Pourquoi il ne faut pas s’enflammer sur les Wolves

La franchise de Minneapolis est en passe de construire une équipe taillée pour les playoffs. Mais si la meute fait peur, elle est loin d’être unie.

Pourquoi il ne faut pas s’enflammer sur les Wolves
Les Minnesota Timberwolves sont l’une des organisations les plus actives en NBA depuis deux semaines. Ils ont lancé les hostilités le soir de la draft, en rameutant Jimmy Butler, loup perdu dans l’Illinois et échangé contre Kris Dunn, Zach LaVine et sa patte cassée ainsi que le septième choix de la draft Lauri Markkanen. Sur le papier, une très belle affaire… mais une mauvaise idée ? Déjà après cette opération salivante, les Wolves se plaçaient en outsiders à l’Ouest. Et déjà, les doutes sur la complémentarité de l’effectif prenaient place dans les discussions. Le ton était donné. La suite fut dans la même lignée que ce premier transfert. Jeff Teague a signé pour 59 millions sur trois ans. Taj Gibson a suivi avec 28 millions sur deux ans. Shabazz Muhammad a été sacrifié, manque de financement oblige.
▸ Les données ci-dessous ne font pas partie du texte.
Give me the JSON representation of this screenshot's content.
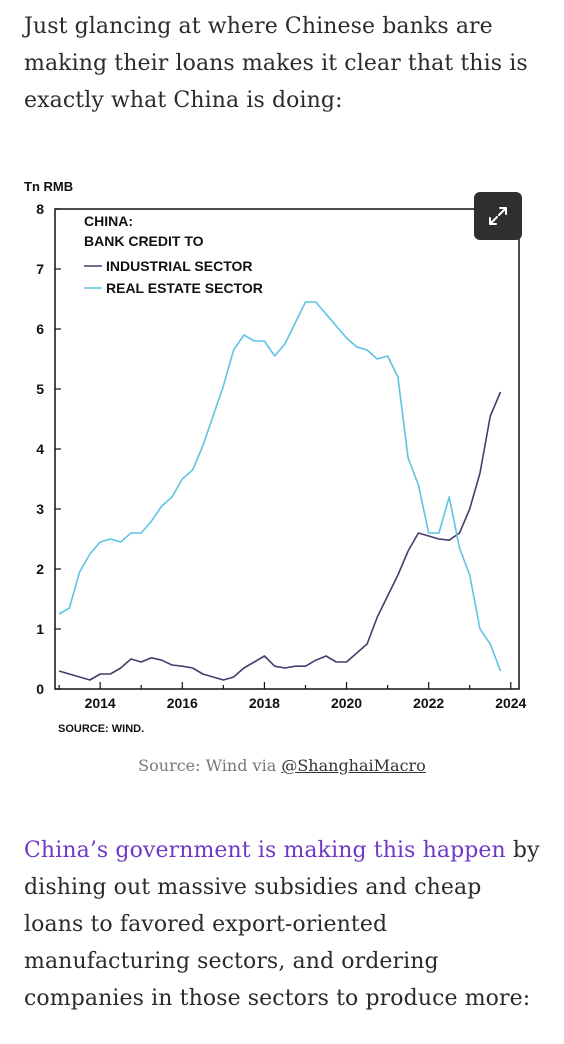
{
  "intro_text": "Just glancing at where Chinese banks are making their loans makes it clear that this is exactly what China is doing:",
  "caption": {
    "prefix": "Source: Wind via ",
    "link": "@ShanghaiMacro"
  },
  "body": {
    "link_text": "China’s government is making this happen",
    "rest_text": " by dishing out massive subsidies and cheap loans to favored export-oriented manufacturing sectors, and ordering companies in those sectors to produce more:"
  },
  "expand_button": {
    "icon": "expand-icon"
  },
  "chart_data": {
    "type": "line",
    "legend_title_1": "CHINA:",
    "legend_title_2": "BANK CREDIT TO",
    "ylabel": "Tn RMB",
    "source": "SOURCE: WIND.",
    "ylim": [
      0,
      8
    ],
    "xlim": [
      2012.9,
      2024.2
    ],
    "yticks": [
      0,
      1,
      2,
      3,
      4,
      5,
      6,
      7,
      8
    ],
    "xticks": [
      2014,
      2016,
      2018,
      2020,
      2022,
      2024
    ],
    "legend_placement": "top-left",
    "grid": false,
    "series": [
      {
        "name": "INDUSTRIAL SECTOR",
        "color": "#4a3b6b",
        "x": [
          2013.0,
          2013.5,
          2013.75,
          2014.0,
          2014.25,
          2014.5,
          2014.75,
          2015.0,
          2015.25,
          2015.5,
          2015.75,
          2016.0,
          2016.25,
          2016.5,
          2016.75,
          2017.0,
          2017.25,
          2017.5,
          2017.75,
          2018.0,
          2018.25,
          2018.5,
          2018.75,
          2019.0,
          2019.25,
          2019.5,
          2019.75,
          2020.0,
          2020.25,
          2020.5,
          2020.75,
          2021.0,
          2021.25,
          2021.5,
          2021.75,
          2022.0,
          2022.25,
          2022.5,
          2022.75,
          2023.0,
          2023.25,
          2023.5,
          2023.75
        ],
        "values": [
          0.3,
          0.2,
          0.15,
          0.25,
          0.25,
          0.35,
          0.5,
          0.45,
          0.52,
          0.48,
          0.4,
          0.38,
          0.35,
          0.25,
          0.2,
          0.15,
          0.2,
          0.35,
          0.45,
          0.55,
          0.38,
          0.35,
          0.38,
          0.38,
          0.48,
          0.55,
          0.45,
          0.45,
          0.6,
          0.75,
          1.2,
          1.55,
          1.9,
          2.3,
          2.6,
          2.55,
          2.5,
          2.48,
          2.6,
          3.0,
          3.6,
          4.55,
          4.95
        ]
      },
      {
        "name": "REAL ESTATE SECTOR",
        "color": "#5fc3e4",
        "x": [
          2013.0,
          2013.25,
          2013.5,
          2013.75,
          2014.0,
          2014.25,
          2014.5,
          2014.75,
          2015.0,
          2015.25,
          2015.5,
          2015.75,
          2016.0,
          2016.25,
          2016.5,
          2016.75,
          2017.0,
          2017.25,
          2017.5,
          2017.75,
          2018.0,
          2018.25,
          2018.5,
          2018.75,
          2019.0,
          2019.25,
          2019.5,
          2019.75,
          2020.0,
          2020.25,
          2020.5,
          2020.75,
          2021.0,
          2021.25,
          2021.5,
          2021.75,
          2022.0,
          2022.25,
          2022.5,
          2022.75,
          2023.0,
          2023.25,
          2023.5,
          2023.75
        ],
        "values": [
          1.25,
          1.35,
          1.95,
          2.25,
          2.45,
          2.5,
          2.45,
          2.6,
          2.6,
          2.8,
          3.05,
          3.2,
          3.5,
          3.65,
          4.05,
          4.55,
          5.05,
          5.65,
          5.9,
          5.8,
          5.8,
          5.55,
          5.75,
          6.1,
          6.45,
          6.45,
          6.25,
          6.05,
          5.85,
          5.7,
          5.65,
          5.5,
          5.55,
          5.2,
          3.85,
          3.4,
          2.6,
          2.6,
          3.2,
          2.35,
          1.9,
          1.0,
          0.75,
          0.3
        ]
      }
    ]
  }
}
Voilà la troupe armée. L’engouement pour l’équipe du grand Nord est compréhensible. Nous y avions cédé l’an dernier, même si nous avions aussi souvent rappelé qu’il était très rare que deux jeunes stars de 21 ans finissent par mener une formation en playoffs. Karl-Anthony Towns et Andrew Wiggins ont logiquement échoué. Leur franchise est maintenant prête à enfin passer un cap. Mais il nous semble important de tempérer ceux qui imaginent déjà les Minnesota Timberwolves s’inviter dans le quatuor de tête à l’Ouest. L’avenir vous donnera peut-être raison. Sans jouer les rabat-joies, nous sommes encore sceptiques. Pas sur le niveau de jeu des talents assemblés mais plutôt sur leur capacité à briller ensemble au-delà du premier tour de playoffs. Jimmy Butler est l’un des quinze meilleurs joueurs de la ligue. Cela ne fait aucune contestation possible. En revanche, la saison précédente semble avoir prouvé que l’associer à deux autres slashers incapables d’être constamment adroits de loin était une mauvaise idée. C’est pourtant exactement ce qu’on fait les Wolves. Ils ont désormais trois joueurs qui ont besoin de la balle pour exister sur les trois postes extérieurs. Jeff Teague est un meneur correct, légèrement au-dessus de la moyenne de la ligue sur sa position. Mais comme Butler et Wiggins, son jeu repose essentiellement sur l’attaque en dribble et le picks-and-roll. Les trois hommes vont donc devoir apprendre à cohabiter et à se relayer. Tous les trois passaient la plupart de leur temps balle en main la saison dernière. Il y a donc un ajustement nécessaire pour tout ce beau monde.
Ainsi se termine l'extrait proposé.